Município de Maragogipe perdeu 9 milhões de reais por erro na condução de processo

O Município de Maragogipe perdeu 9 milhões de reais por erro cometido no andamento de processo administrativo fiscal.

O município de Maragogipe promoveu uma execução fiscal contra a Enseada Industria Naval S.A e perdeu a batalha jurídica. Para quem desconhece, uma execução fiscal é a forma que o Estado - neste caso, o município - após constituir o seu crédito mediante processo administrativo fiscal executa os seus devedores.

Segundo advogado do setor e ex-procurador do município, o caso relatado, existe vício na constituição na certidão da dívida ativa e quem é o responsável pela emissão de tal certidão pertence ao Setor de Tributos e com o auxílio da Procuradoria ou Consultoria contratada para esse fim.

Para quem desconhece, no início da atual gestão, foi contratado o escritório de advocacia Lomanto, Brito & Machado Neto que era responsável por essa área de direito tributário e esse ano (2016) em janeiro contratou o escritório Martins Dantas Consultoria por 264 mil, mediante inexigibilidade para o mesmo fim (para prestação de serviços de consultoria jurídica tributária e assessoria em auditoria fiscal).
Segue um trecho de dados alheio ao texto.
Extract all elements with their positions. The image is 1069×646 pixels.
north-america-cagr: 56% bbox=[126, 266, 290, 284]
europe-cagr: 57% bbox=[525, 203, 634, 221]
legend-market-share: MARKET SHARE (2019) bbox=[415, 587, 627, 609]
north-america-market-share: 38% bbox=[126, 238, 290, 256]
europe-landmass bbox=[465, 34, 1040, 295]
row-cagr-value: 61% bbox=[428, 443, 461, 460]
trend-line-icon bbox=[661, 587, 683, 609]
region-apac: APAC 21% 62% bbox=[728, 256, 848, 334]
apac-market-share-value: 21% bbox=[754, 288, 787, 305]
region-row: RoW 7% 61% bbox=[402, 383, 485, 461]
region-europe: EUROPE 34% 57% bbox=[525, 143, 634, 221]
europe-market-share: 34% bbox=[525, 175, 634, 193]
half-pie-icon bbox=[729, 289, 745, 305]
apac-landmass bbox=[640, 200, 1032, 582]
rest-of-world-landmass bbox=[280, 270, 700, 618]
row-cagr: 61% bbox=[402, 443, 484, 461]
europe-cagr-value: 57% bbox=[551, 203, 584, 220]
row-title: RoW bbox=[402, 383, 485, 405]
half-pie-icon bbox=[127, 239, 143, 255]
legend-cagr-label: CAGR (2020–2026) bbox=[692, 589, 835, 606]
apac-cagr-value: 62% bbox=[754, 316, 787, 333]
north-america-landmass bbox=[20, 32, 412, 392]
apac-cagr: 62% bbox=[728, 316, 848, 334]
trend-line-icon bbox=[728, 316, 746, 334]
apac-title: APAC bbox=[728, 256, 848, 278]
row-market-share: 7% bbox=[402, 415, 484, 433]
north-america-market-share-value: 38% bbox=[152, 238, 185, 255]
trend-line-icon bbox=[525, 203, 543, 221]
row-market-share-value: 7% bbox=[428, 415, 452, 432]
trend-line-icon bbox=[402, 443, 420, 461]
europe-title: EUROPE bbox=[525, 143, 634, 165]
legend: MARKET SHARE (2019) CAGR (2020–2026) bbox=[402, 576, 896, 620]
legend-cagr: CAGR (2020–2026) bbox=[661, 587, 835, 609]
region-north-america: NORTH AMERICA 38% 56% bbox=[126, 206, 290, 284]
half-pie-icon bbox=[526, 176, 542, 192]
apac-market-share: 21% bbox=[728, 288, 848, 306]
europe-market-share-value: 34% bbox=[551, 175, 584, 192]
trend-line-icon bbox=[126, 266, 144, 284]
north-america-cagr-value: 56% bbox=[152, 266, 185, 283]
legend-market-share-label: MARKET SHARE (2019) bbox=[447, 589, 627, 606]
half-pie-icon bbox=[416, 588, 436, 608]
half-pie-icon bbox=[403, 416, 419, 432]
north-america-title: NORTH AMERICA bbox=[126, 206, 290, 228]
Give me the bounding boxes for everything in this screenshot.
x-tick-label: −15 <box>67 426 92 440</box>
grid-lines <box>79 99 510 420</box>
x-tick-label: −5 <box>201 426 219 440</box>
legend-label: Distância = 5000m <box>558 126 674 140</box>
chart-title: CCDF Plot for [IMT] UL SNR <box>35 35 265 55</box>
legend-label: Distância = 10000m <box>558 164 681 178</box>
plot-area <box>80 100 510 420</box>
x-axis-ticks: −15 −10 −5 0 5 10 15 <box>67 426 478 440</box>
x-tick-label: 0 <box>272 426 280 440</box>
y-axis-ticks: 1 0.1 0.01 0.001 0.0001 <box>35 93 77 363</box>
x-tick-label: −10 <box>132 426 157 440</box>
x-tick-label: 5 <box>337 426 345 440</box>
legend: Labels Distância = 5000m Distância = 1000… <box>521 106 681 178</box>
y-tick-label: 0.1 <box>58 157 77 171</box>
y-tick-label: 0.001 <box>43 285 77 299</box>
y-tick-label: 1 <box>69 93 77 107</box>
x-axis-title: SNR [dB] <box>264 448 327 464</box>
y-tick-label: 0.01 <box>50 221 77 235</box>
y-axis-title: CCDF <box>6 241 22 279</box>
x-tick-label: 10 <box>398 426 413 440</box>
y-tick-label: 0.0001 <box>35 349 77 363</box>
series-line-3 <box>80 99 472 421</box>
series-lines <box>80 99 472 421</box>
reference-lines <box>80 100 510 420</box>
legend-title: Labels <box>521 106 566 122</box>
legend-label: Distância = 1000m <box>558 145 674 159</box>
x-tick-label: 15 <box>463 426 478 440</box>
Salientando que a Procuradoria do Município possui a mesma função de acordo com a lei municipal 03/2005, a juíza julgou improcedente a execução fiscal por vício na expedição da certidão da dívida ativa.

Logo, pergunta-se: O que essas assessorias/consultorias fizeram se não estão conseguindo assessorar de forma correta a expedição de uma certidão de dívida ativa e a condução de um processo administrativo fiscal? E a procuradoria por que não identificou tal erro? Quem vai arcar com os prejuízos causados ao Município?


OBS.: O Escritório de Advocacia Lomanto, Brito & Machado Neto tem como um dos sócios o filho do deputado Targino Machado - Targino Machado Pedreira Neto e seu contrato foi alvo de investigação no início da gestão da atual prefeita Vera da Saúde. Sendo que existe processo de n 0000832-69.2013.805.0161, proposta pelo MP questionando a contratação de tal consultoria (Confira matéria AQUI)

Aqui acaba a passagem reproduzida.